La CNIL inflige de lourdes amendes à Google et Amazon pour non-respect de la législation sur les cookies

Revue de Presse

Source : Lemonde.fr (10 décembre2020 )

Le «  gendarme » de la vie privée reproche aux entreprises d’avoir pisté leurs utilisateurs pour des fins publicitaires sans leur consentement.

La Commission nationale de l’informatique et des libertés (CNIL), la gardienne de la vie privée numérique des Français, a infligé des amendes de respectivement 100 millions et 35 millions d’euros d’amende à Google et Amazon pour non-respect de la législation sur les cookies (traceurs publicitaires), a-t-elle annoncé jeudi 10 décembre. Ces deux sanctions sont d’une ampleur quasiment inédite en Europe  : l’amende contre Google est la plus importante jamais infligée, et celle visant Amazon n’est dépassée que par une autre amende contre Google, prononcée par la CNIL en 2019, de 50 millions d’euros.

La CNIL reproche notamment à Google.fr et Amazon.fr la pratique consistant à déposer des cookies sur l’ordinateur de l’internaute «  sans qu’il ait préalablement donné son accord ».
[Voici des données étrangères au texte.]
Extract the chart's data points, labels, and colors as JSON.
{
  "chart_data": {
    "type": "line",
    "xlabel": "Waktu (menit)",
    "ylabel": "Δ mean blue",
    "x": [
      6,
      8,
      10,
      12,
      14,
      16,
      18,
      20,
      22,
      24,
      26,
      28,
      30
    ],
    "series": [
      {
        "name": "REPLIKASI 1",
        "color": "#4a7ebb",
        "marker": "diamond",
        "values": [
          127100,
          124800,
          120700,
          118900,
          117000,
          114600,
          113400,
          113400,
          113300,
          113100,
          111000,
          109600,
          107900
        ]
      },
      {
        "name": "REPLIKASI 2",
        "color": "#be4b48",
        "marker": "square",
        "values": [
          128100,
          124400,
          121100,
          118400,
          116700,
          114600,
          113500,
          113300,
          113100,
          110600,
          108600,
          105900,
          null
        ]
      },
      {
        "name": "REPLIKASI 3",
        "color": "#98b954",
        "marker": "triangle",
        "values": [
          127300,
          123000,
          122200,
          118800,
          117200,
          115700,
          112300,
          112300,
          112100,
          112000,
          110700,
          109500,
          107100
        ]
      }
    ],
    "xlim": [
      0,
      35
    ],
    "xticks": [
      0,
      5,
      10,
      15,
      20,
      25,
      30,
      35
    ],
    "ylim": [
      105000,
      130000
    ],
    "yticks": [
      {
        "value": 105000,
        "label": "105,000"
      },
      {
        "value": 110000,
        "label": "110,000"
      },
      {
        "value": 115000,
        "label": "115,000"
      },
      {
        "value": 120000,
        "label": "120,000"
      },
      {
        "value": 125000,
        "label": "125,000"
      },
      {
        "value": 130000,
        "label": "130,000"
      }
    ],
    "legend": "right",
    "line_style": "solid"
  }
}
Efforts de septembre insuffisants

Par ailleurs, les bandeaux d’information affichés lors de la consultation de ces sites ne contenaient pas, au moment des contrôles de la CNIL, d’ «  informations suffisamment claires pour que l’internaute sache ce à quoi servent ces cookies et la façon dont il peut les refuser », selon la commission.

Les importants montants réclamés par la CNIL s’expliquent par l’importance des infractions constatées par l’autorité, qui, dit-elle, «  portent atteinte à la vie privée des internautes dans leur quotidien numérique », puisqu’ils «  permettent de collecter de nombreuses informations sur les personnes, sans leur consentement, afin de pouvoir par la suite leur proposer des publicités » ciblées. Le poids des amendes est aussi justifié par la taille de ces entreprises, qui manipulent les données personnelles de dizaines de millions de Français. Le moteur de recherche de Google détient une part de marché supérieure à 90 % en France, alors qu’Amazon détient plus de 20 % du marché français du commerce en ligne.
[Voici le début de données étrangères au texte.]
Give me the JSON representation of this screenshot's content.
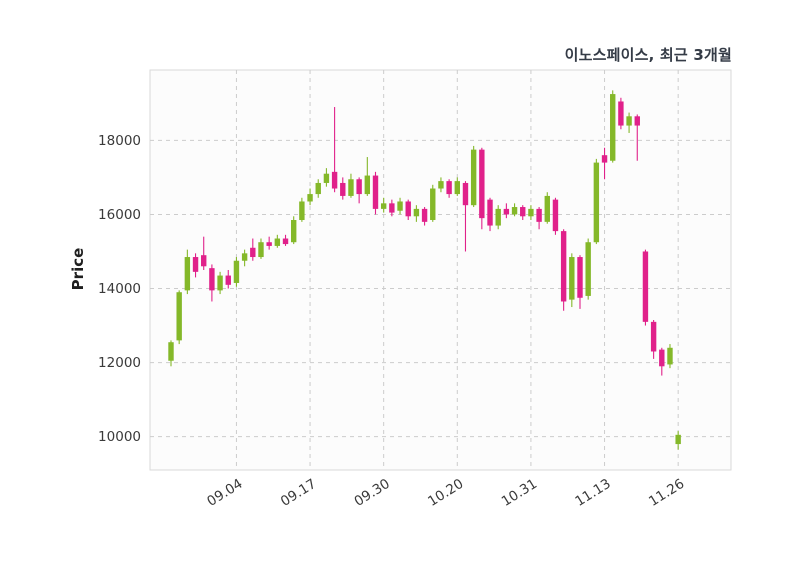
{
  "title": "이노스페이스, 최근 3개월",
  "chart_data": {
    "type": "candlestick",
    "title": "이노스페이스, 최근 3개월",
    "ylabel": "Price",
    "ylim": [
      9100,
      19900
    ],
    "yticks": [
      10000,
      12000,
      14000,
      16000,
      18000
    ],
    "xtick_labels": [
      "09.04",
      "09.17",
      "09.30",
      "10.20",
      "10.31",
      "11.13",
      "11.26"
    ],
    "xtick_indices": [
      8,
      17,
      26,
      35,
      44,
      53,
      62
    ],
    "up_color": "#84b829",
    "down_color": "#e0218a",
    "grid_color": "#cccccc",
    "grid_style": "dashed",
    "text_color": "#3a3a3a",
    "title_color": "#343b46",
    "plot_bg": "#fcfcfc",
    "border_color": "#d9d9d9",
    "candles": [
      [
        "08.25",
        12050,
        12600,
        11900,
        12550
      ],
      [
        "08.26",
        12600,
        13950,
        12500,
        13900
      ],
      [
        "08.27",
        13950,
        15050,
        13850,
        14850
      ],
      [
        "08.28",
        14850,
        14950,
        14300,
        14450
      ],
      [
        "08.29",
        14900,
        15400,
        14500,
        14600
      ],
      [
        "09.01",
        14550,
        14650,
        13650,
        13950
      ],
      [
        "09.02",
        13950,
        14450,
        13850,
        14350
      ],
      [
        "09.03",
        14350,
        14500,
        14000,
        14100
      ],
      [
        "09.04",
        14150,
        14850,
        14050,
        14750
      ],
      [
        "09.05",
        14750,
        15050,
        14600,
        14950
      ],
      [
        "09.08",
        15100,
        15350,
        14750,
        14850
      ],
      [
        "09.09",
        14850,
        15350,
        14800,
        15250
      ],
      [
        "09.10",
        15250,
        15400,
        15050,
        15150
      ],
      [
        "09.11",
        15150,
        15450,
        15100,
        15350
      ],
      [
        "09.12",
        15350,
        15450,
        15150,
        15200
      ],
      [
        "09.15",
        15250,
        15950,
        15200,
        15850
      ],
      [
        "09.16",
        15850,
        16450,
        15800,
        16350
      ],
      [
        "09.17",
        16350,
        16700,
        16250,
        16550
      ],
      [
        "09.18",
        16550,
        16950,
        16450,
        16850
      ],
      [
        "09.19",
        16850,
        17250,
        16750,
        17100
      ],
      [
        "09.22",
        17150,
        18900,
        16600,
        16700
      ],
      [
        "09.23",
        16850,
        17000,
        16400,
        16500
      ],
      [
        "09.24",
        16500,
        17100,
        16450,
        16950
      ],
      [
        "09.25",
        16950,
        17000,
        16300,
        16550
      ],
      [
        "09.26",
        16550,
        17550,
        16500,
        17050
      ],
      [
        "09.29",
        17050,
        17150,
        16000,
        16150
      ],
      [
        "09.30",
        16150,
        16450,
        16050,
        16300
      ],
      [
        "10.01",
        16300,
        16400,
        15950,
        16050
      ],
      [
        "10.02",
        16100,
        16450,
        16000,
        16350
      ],
      [
        "10.10",
        16350,
        16400,
        15850,
        15950
      ],
      [
        "10.13",
        15950,
        16250,
        15800,
        16150
      ],
      [
        "10.14",
        16150,
        16200,
        15700,
        15800
      ],
      [
        "10.15",
        15850,
        16800,
        15800,
        16700
      ],
      [
        "10.16",
        16700,
        17000,
        16600,
        16900
      ],
      [
        "10.17",
        16900,
        16950,
        16450,
        16550
      ],
      [
        "10.20",
        16550,
        17000,
        16500,
        16900
      ],
      [
        "10.21",
        16850,
        16900,
        15000,
        16250
      ],
      [
        "10.22",
        16250,
        17850,
        16200,
        17750
      ],
      [
        "10.23",
        17750,
        17800,
        15600,
        15900
      ],
      [
        "10.24",
        16400,
        16450,
        15550,
        15700
      ],
      [
        "10.27",
        15700,
        16250,
        15600,
        16150
      ],
      [
        "10.28",
        16150,
        16300,
        15900,
        16000
      ],
      [
        "10.29",
        16000,
        16300,
        15950,
        16200
      ],
      [
        "10.30",
        16200,
        16250,
        15850,
        15950
      ],
      [
        "10.31",
        15950,
        16250,
        15850,
        16150
      ],
      [
        "11.03",
        16150,
        16200,
        15600,
        15800
      ],
      [
        "11.04",
        15800,
        16600,
        15750,
        16500
      ],
      [
        "11.05",
        16400,
        16450,
        15450,
        15550
      ],
      [
        "11.06",
        15550,
        15600,
        13400,
        13650
      ],
      [
        "11.07",
        13700,
        14950,
        13500,
        14850
      ],
      [
        "11.10",
        14850,
        14900,
        13450,
        13750
      ],
      [
        "11.11",
        13800,
        15350,
        13700,
        15250
      ],
      [
        "11.12",
        15250,
        17500,
        15200,
        17400
      ],
      [
        "11.13",
        17600,
        17800,
        16950,
        17400
      ],
      [
        "11.14",
        17450,
        19350,
        17400,
        19250
      ],
      [
        "11.17",
        19050,
        19150,
        18300,
        18400
      ],
      [
        "11.18",
        18400,
        18750,
        18200,
        18650
      ],
      [
        "11.19",
        18650,
        18700,
        17450,
        18400
      ],
      [
        "11.20",
        15000,
        15050,
        13000,
        13100
      ],
      [
        "11.21",
        13100,
        13150,
        12100,
        12300
      ],
      [
        "11.24",
        12350,
        12400,
        11650,
        11900
      ],
      [
        "11.25",
        11950,
        12500,
        11850,
        12400
      ],
      [
        "11.26",
        9800,
        10150,
        9650,
        10050
      ]
    ]
  }
}
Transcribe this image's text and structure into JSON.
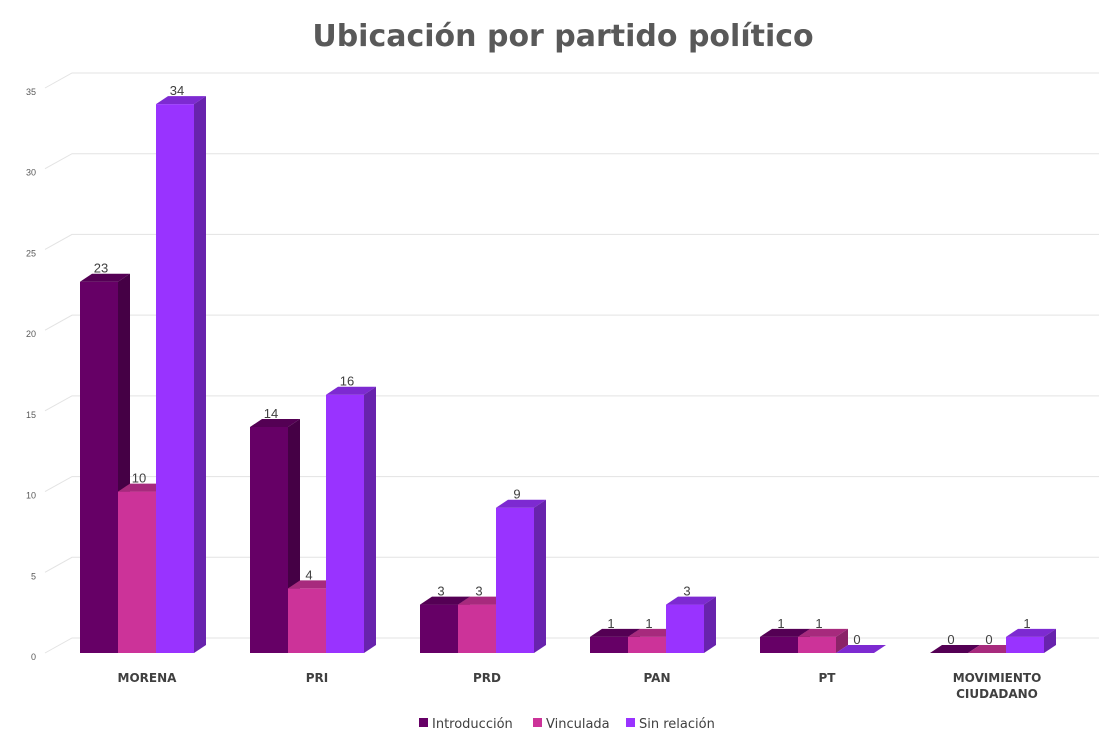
{
  "chart_data": {
    "type": "bar",
    "title": "Ubicación por partido político",
    "categories": [
      "MORENA",
      "PRI",
      "PRD",
      "PAN",
      "PT",
      "MOVIMIENTO CIUDADANO"
    ],
    "series": [
      {
        "name": "Introducción",
        "values": [
          23,
          14,
          3,
          1,
          1,
          0
        ]
      },
      {
        "name": "Vinculada",
        "values": [
          10,
          4,
          3,
          1,
          1,
          0
        ]
      },
      {
        "name": "Sin relación",
        "values": [
          34,
          16,
          9,
          3,
          0,
          1
        ]
      }
    ],
    "ylim": [
      0,
      35
    ],
    "yticks": [
      0,
      5,
      10,
      15,
      20,
      25,
      30,
      35
    ],
    "grid": true,
    "legend_position": "bottom",
    "style": "3d-clustered-column",
    "colors": {
      "Introducción": "#660066",
      "Vinculada": "#cc3399",
      "Sin relación": "#9933ff"
    }
  }
}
La CNIL note par ailleurs qu’en septembre 2020, les deux entreprises ont fait des progrès en cessant de déposer automatiquement les cookies chez les internautes. Insuffisant, selon le «  gendarme » des données personnelles  : dans les deux cas, le bandeau d’information ne permet toujours pas d’informer les internautes avec suffisamment de clarté sur le but poursuivi par ces cookies, et sur la possibilité qu’ils ont de les refuser, estime-t-elle.
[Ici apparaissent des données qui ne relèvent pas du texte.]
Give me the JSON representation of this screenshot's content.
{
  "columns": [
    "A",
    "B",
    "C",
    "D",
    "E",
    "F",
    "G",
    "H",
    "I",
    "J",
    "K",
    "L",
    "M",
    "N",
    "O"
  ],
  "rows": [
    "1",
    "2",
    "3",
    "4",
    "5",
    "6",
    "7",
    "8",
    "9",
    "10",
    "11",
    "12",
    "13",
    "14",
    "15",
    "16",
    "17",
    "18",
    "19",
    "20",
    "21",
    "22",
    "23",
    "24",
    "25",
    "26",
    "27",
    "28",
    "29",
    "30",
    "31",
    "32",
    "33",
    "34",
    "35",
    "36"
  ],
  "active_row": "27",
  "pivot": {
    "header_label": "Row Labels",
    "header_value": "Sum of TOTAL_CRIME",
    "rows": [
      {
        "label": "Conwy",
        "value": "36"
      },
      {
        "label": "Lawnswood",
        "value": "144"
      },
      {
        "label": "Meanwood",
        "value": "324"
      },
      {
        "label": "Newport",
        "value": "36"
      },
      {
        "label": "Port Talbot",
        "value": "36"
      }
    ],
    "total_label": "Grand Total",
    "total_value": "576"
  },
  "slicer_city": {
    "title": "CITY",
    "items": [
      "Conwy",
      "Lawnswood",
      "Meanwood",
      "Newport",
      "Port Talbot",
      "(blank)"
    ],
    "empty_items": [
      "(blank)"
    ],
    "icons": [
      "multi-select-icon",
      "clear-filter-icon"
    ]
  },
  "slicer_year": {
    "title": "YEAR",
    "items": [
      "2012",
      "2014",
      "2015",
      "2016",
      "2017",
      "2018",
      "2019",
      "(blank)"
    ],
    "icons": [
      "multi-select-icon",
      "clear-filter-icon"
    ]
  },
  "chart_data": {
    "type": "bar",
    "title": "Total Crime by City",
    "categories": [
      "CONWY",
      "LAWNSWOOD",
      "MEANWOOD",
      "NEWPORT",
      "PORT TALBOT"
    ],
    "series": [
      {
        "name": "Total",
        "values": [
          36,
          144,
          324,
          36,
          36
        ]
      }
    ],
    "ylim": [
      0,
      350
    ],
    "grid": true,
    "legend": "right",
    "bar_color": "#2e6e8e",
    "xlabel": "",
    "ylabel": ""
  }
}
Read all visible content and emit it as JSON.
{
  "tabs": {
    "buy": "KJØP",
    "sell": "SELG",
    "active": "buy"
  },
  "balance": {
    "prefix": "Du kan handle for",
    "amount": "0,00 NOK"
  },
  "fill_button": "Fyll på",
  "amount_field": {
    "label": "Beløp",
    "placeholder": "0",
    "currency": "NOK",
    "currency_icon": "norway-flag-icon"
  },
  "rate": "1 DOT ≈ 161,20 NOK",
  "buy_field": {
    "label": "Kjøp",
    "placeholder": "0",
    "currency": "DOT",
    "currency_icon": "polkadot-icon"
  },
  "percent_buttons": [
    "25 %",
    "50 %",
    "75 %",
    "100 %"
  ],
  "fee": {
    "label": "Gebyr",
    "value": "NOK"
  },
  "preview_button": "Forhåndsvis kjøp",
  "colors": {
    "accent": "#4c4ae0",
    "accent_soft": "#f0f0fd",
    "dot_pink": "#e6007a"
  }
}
La CNIL exige d’ailleurs des entreprises qu’elles modifient sous trois mois le message qu’elles présentent à leurs utilisateurs pour mieux les informer de leur politique en matière de cookies. Ces trois mois passés, les deux sociétés risquent 100 000 euros d’astreinte par jour de retard.

Les deux entreprises protestent

Les deux entreprises ont vivement contesté la décision de la CNIL. «  Nous défendons notre bilan en matière de transparence et de protection de nos utilisateurs, grâce à des informations et des paramètres de confidentialité clairs, une solide gouvernance interne des données, une infrastructure sécurisée, et, surtout, des services utiles », s’est défendu Google dans un communiqué. «  La décision rendue par la CNIL (…) fait l’impasse sur ces efforts et ne prend pas en compte le fait que les règles et les orientations réglementaires françaises sont incertaines et en constante évolution. Nous poursuivrons nos échanges avec la CNIL pour mieux comprendre ses préoccupations à mesure que nous continuons d’apporter des améliorations sur nos produits et services », poursuit l’entreprise.

Amazon s’est, elle, dit «  en désaccord avec la décision de la CNIL ». «  La protection des données personnelles de nos clients a toujours été une priorité absolue pour Amazon. Nous mettons continuellement à jour nos pratiques en matière de protection des données personnelles afin de garantir que nous répondons aux besoins et aux attentes en constante évolution des clients et des autorités de régulation, et que nous nous conformons pleinement à toutes les lois applicables dans chacun des pays où nous opérons », a insisté l’entreprise dans un communiqué.

Législation datant d’avant le RGPD

Les sanctions de la CNIL ont été prononcées sur la base de la législation antérieure au règlement général européen sur la protection des données (RGPD), entré en vigueur en 2018. Celui-ci a durci encore le régime du consentement pour les traceurs publicitaires.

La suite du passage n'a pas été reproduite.